Дарнинг кивнул, а про себя подумал: интересно, как бы отреагировал Брайан, узнай он о двух коротких звонках Мэри Янг и о ее предложении. Вероятно, впал бы в истерику.
Однако собираясь через несколько минут покинуть кабинет, директор ФБР как бы в поддержку искусно приведенной к равновесию формы духовного взаимодействия вынул из своего атташе-кейса опечатанный коричневый конверт и бросил его на стол министра.
– Только что получено из отдела секретной проверки и расследований.
Дарнинг взял конверт. На нем стояла надпись: “Совершенно секретно” – и больше ни слова.
– Что это? – спросил он.
– Не знаю, – ответил Уэйн, – я его не распечатывал. Но поскольку ты звонил и просил выяснить об этой женщине все, что возможно, я поручил нескольким людям накопать как можно больше.
Это потребовало некоторого напряжения, но Дарнинг был вынужден почти семь часов сдерживать желание распечатать конверт.
Первым долгом ему помешали сделать это два обязательных заседания по гражданским правовым вопросам об установлении земельных границ.

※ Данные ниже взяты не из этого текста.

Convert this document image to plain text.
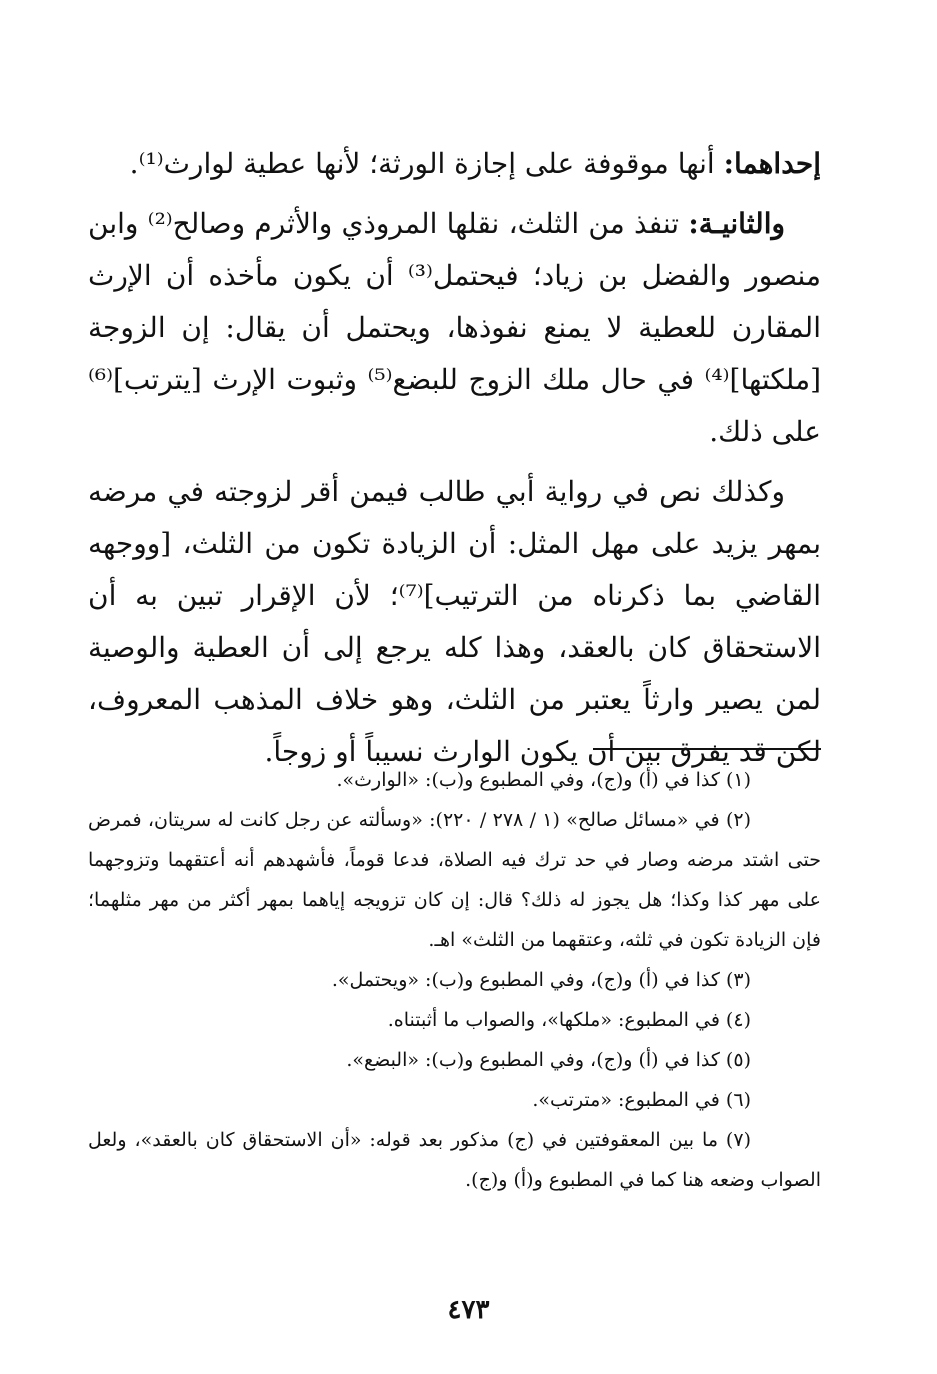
إحداهما: أنها موقوفة على إجازة الورثة؛ لأنها عطية لوارث⁽¹⁾.

والثانيـة: تنفذ من الثلث، نقلها المروذي والأثرم وصالح⁽²⁾ وابن منصور والفضل بن زياد؛ فيحتمل⁽³⁾ أن يكون مأخذه أن الإرث المقارن للعطية لا يمنع نفوذها، ويحتمل أن يقال: إن الزوجة [ملكتها]⁽⁴⁾ في حال ملك الزوج للبضع⁽⁵⁾ وثبوت الإرث [يترتب]⁽⁶⁾ على ذلك.

وكذلك نص في رواية أبي طالب فيمن أقر لزوجته في مرضه بمهر يزيد على مهل المثل: أن الزيادة تكون من الثلث، [ووجهه القاضي بما ذكرناه من الترتيب]⁽⁷⁾؛ لأن الإقرار تبين به أن الاستحقاق كان بالعقد، وهذا كله يرجع إلى أن العطية والوصية لمن يصير وارثاً يعتبر من الثلث، وهو خلاف المذهب المعروف، لكن قد يفرق بين أن يكون الوارث نسيباً أو زوجاً.

(١) كذا في (أ) و(ج)، وفي المطبوع و(ب): «الوارث».

(٢) في «مسائل صالح» (١ / ٢٧٨ / ٢٢٠): «وسألته عن رجل كانت له سريتان، فمرض حتى اشتد مرضه وصار في حد ترك فيه الصلاة، فدعا قوماً، فأشهدهم أنه أعتقهما وتزوجهما على مهر كذا وكذا؛ هل يجوز له ذلك؟ قال: إن كان تزويجه إياهما بمهر أكثر من مهر مثلهما؛ فإن الزيادة تكون في ثلثه، وعتقهما من الثلث» اهـ.

(٣) كذا في (أ) و(ج)، وفي المطبوع و(ب): «ويحتمل».

(٤) في المطبوع: «ملكها»، والصواب ما أثبتناه.

(٥) كذا في (أ) و(ج)، وفي المطبوع و(ب): «البضع».

(٦) في المطبوع: «مترتب».

(٧) ما بين المعقوفتين في (ج) مذكور بعد قوله: «أن الاستحقاق كان بالعقد»، ولعل الصواب وضعه هنا كما في المطبوع و(أ) و(ج).

٤٧٣
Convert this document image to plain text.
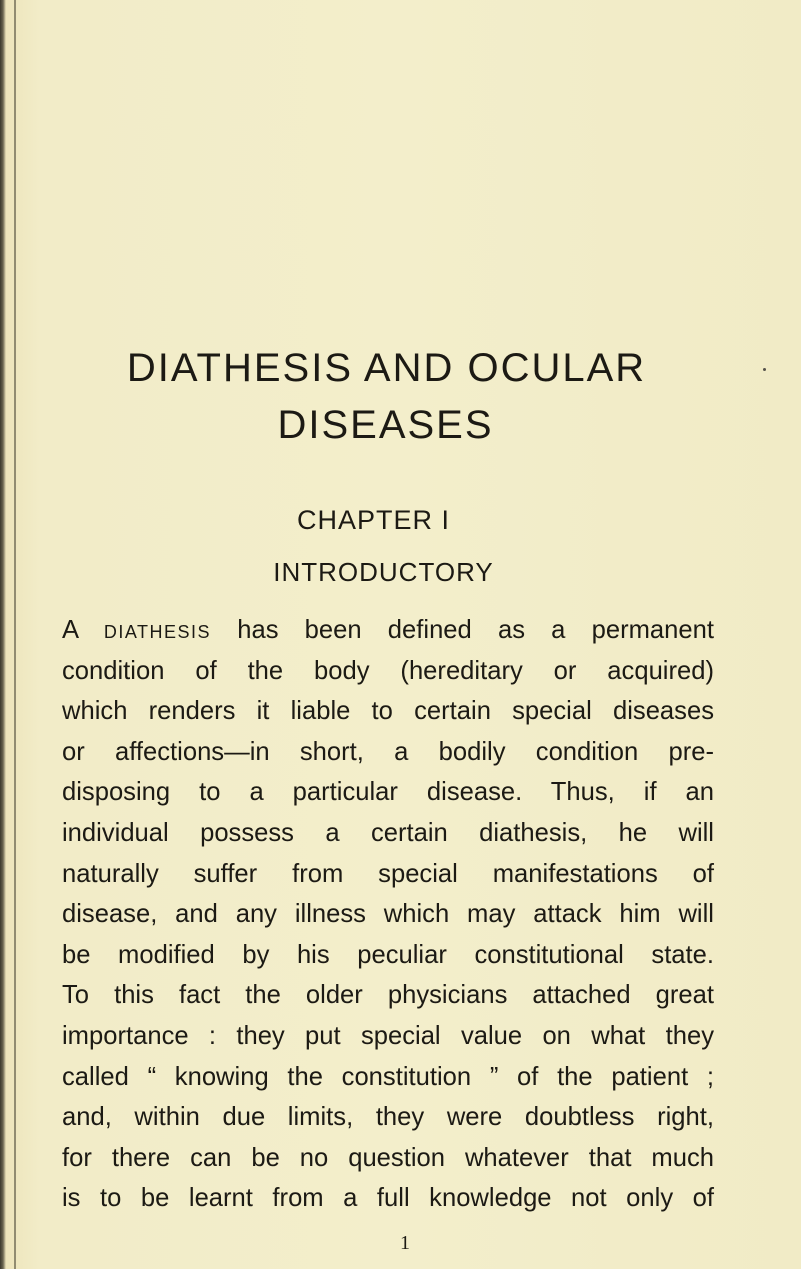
DIATHESIS AND OCULAR
DISEASES
CHAPTER I
INTRODUCTORY
A DIATHESIS has been defined as a permanent
condition of the body (hereditary or acquired)
which renders it liable to certain special diseases
or affections—in short, a bodily condition pre-
disposing to a particular disease. Thus, if an
individual possess a certain diathesis, he will
naturally suffer from special manifestations of
disease, and any illness which may attack him will
be modified by his peculiar constitutional state.
To this fact the older physicians attached great
importance : they put special value on what they
called “ knowing the constitution ” of the patient ;
and, within due limits, they were doubtless right,
for there can be no question whatever that much
is to be learnt from a full knowledge not only of
1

Затем последовало его обращение к Американской ассоциации адвокатов и неизбежный официальный обед. Наконец, он должен был ненадолго показаться в министерстве иностранных дел на приеме в честь премьер-министра Израиля.
И тем не менее сама мысль о том, что конверт там, что он ждет его в конце вечера, доставляла Дарнингу необычайное удовольствие. Временами он чувствовал себя как нетерпеливый ребенок, вынужденный высидеть дурацкий, бесконечно долгий обед, мечтая лишь о невероятно восхитительном десерте.
Уже после полуночи, приняв душ и расположившись у себя в кабинете с бутылкой любимого коньяка, он распечатал долгожданный конверт.
Сопроводительное письмо следователя было прикреплено к другому запечатанному конверту. Как говорилось в письме, большинство сведений, вложенных в конверт и касающихся первых лет работы объекта расследования в качестве модели и девушки по вызову, получено из одного основного источника – от ее менеджера и одновременно посредника.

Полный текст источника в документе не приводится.